Aynı arıza üniversitelerde de başka şekilde tezahür eder. Her fırsatta belediyecileri eleştirme fırsatını kaçırmayan akademisyenlerimizin yuvası üniversite, kendi selinin patlayacağı ana mani olmanın yollarını geliştirmez.
Üniversitelerimiz temelde araştırma kurumu olmak yerine eğitim kurumu olmayı tercih ettiklerinden en önemli hizmet alıcı öğrenciler ve asistanlardır. Bu sıfatla her türlü eksikliği ve yanlışlığı yaşayarak tespit etme imkanı bulan bu kitleye, bu rahatsızlığını dile getirme yolları açılmaz. Sonra gün gelir, bu gençler patlar.
İki örnek vereyim:
1) Kasım 2009'da Hacettepe Üniversitesi "Nasıl Bir Üniversite?" başlıklı bir sempozyum düzenledi, asistanlar ve doktora öğrencileri adına da ben konuştum. Asistanlığımı bitirmek üzere olduğum günlere denk gelen konuşmada geride kalan 4.5 yılda gördüğüm ve beni rahatsız eden pek çok şeye, açıksözlü olmaktan çekinmeyen bir dille değindiğim bir konuşma yaptım. O zaman asistanlık yaptığım bölümden hiçbir hoca toplantıya katılmadığından başlangıçta pek bir tepki almadım. Yaklaşık bir ay sonra konuşmanın videosu internete konunca kıyamet koptu. Bölümün hocaları eleştirileri kendi üzerlerine alıp oldukça sinirlendiler, öyle ki ben artık uzmanlığımı aldığım bölüme gidemez haldeyim desem yeridir.
Asistanlık yaptığım süre boyunca ne bana ne de başka bir arkadaşıma bir kez olsun şikayetlerimizi dile getirme imkanı sunanlar, bu imkanı bulduğumda elimdeki fırsatı değerlendirmeme neden şaşırdılar anlamış değilim. Bu mecrayı kendileri yaratsa istedikleri gibi kol kırılıp yen içinde kalırdı belki. Onların sağlamadığı imkanı başka yerde bulduğumda yaptığımı, ifşaat ve bölümü zor durumda bırakma olarak gördüler. Beklemedikleri anda, onların haberi dahi olmadan sel tepelerine çöküverdi.

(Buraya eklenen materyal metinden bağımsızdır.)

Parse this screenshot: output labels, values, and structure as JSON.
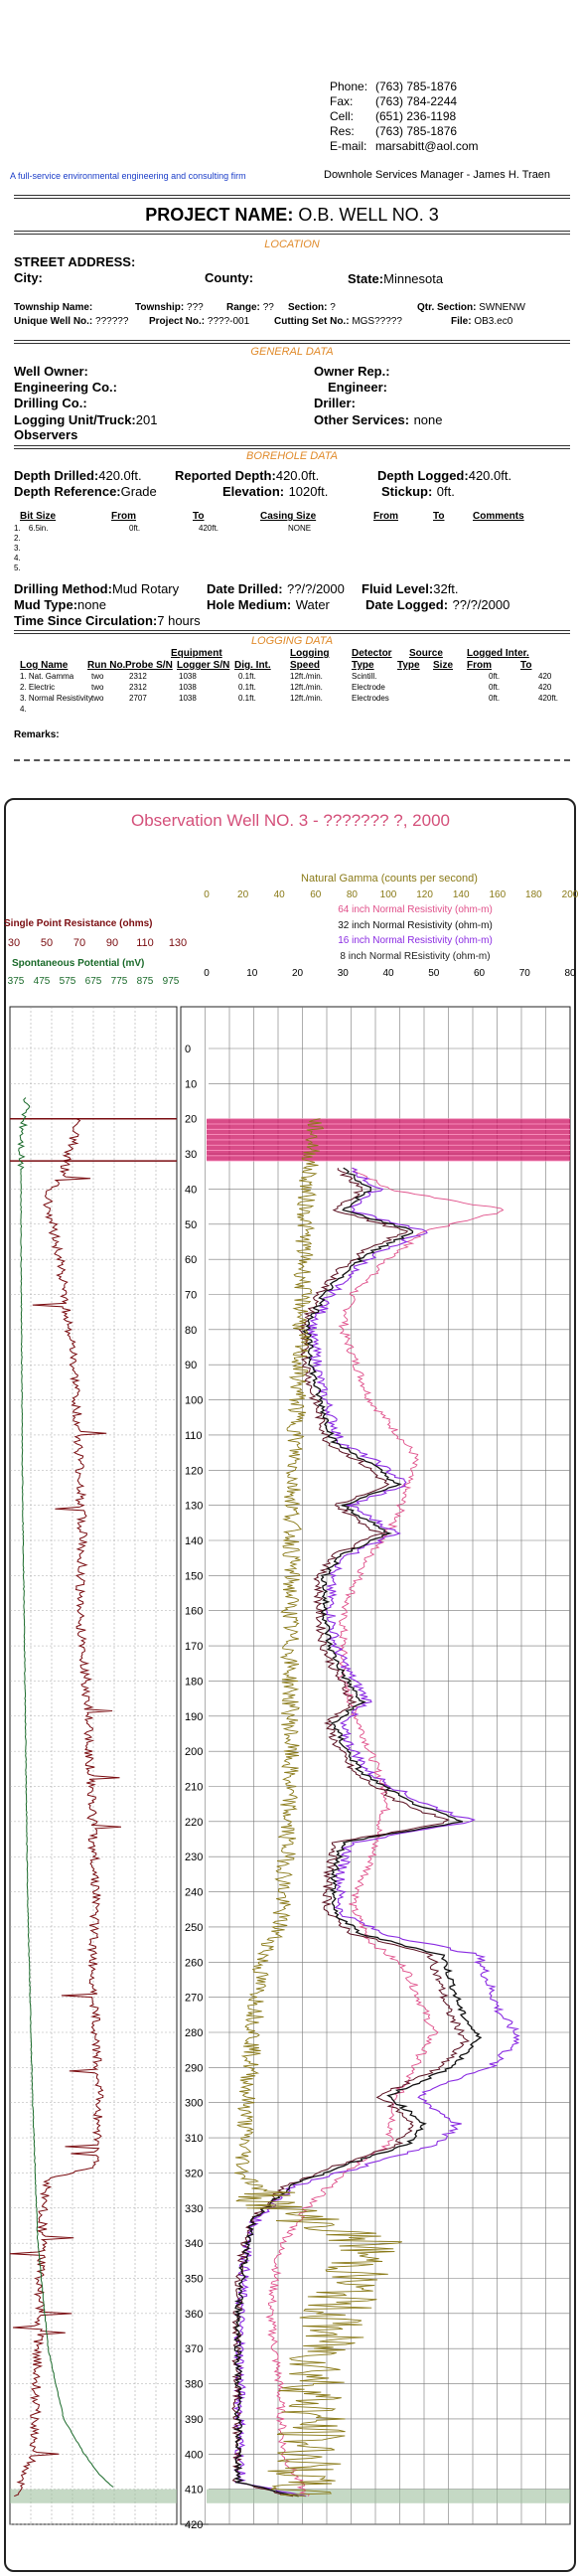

2) Haziranın son günü Hacettepe Tıp Fakültesi'nin mezuniyet töreni vardı. Dönem birincisi olan arkadaşımız öyle bir konuşma yaptı ki, o anda karşısında oturan hocaları ve diplomasını almak üzere olduğu okulu yerin dibine soktu. Buna benzer konuşmalar daha önce başka tıp fakültelerinde de yapıldı, hiçbir şey düzeltilmediğinden daha pek çok kez yapılır. Kötü anlatılan derslere, derse gelme zahmetine katlanmayan hocalara maruz kalan bu çocuklara bu dertlerini anlatma imkanı sunmayan ve artık müzminleşmiş bu sorunlara çözüm bulmaya gayret etmeyen hocalar öfkelenerek de olsa bu zehir zemberek konuşmayı dinlemek zorunda kaldılar. 6 yıl boyunca birikmesine kayıtsız kaldıkları sel bir anda tepelerine boşaldı.
Artık bu basit problemleri aşması gerek bu ülkenin. Suyun da, insanların da akacak mecraya ihtiyacı var. Bunu göz ardı edince felaket kaçınılmaz oluyor; belediyeyle üniversite arasında da fark kalmıyor.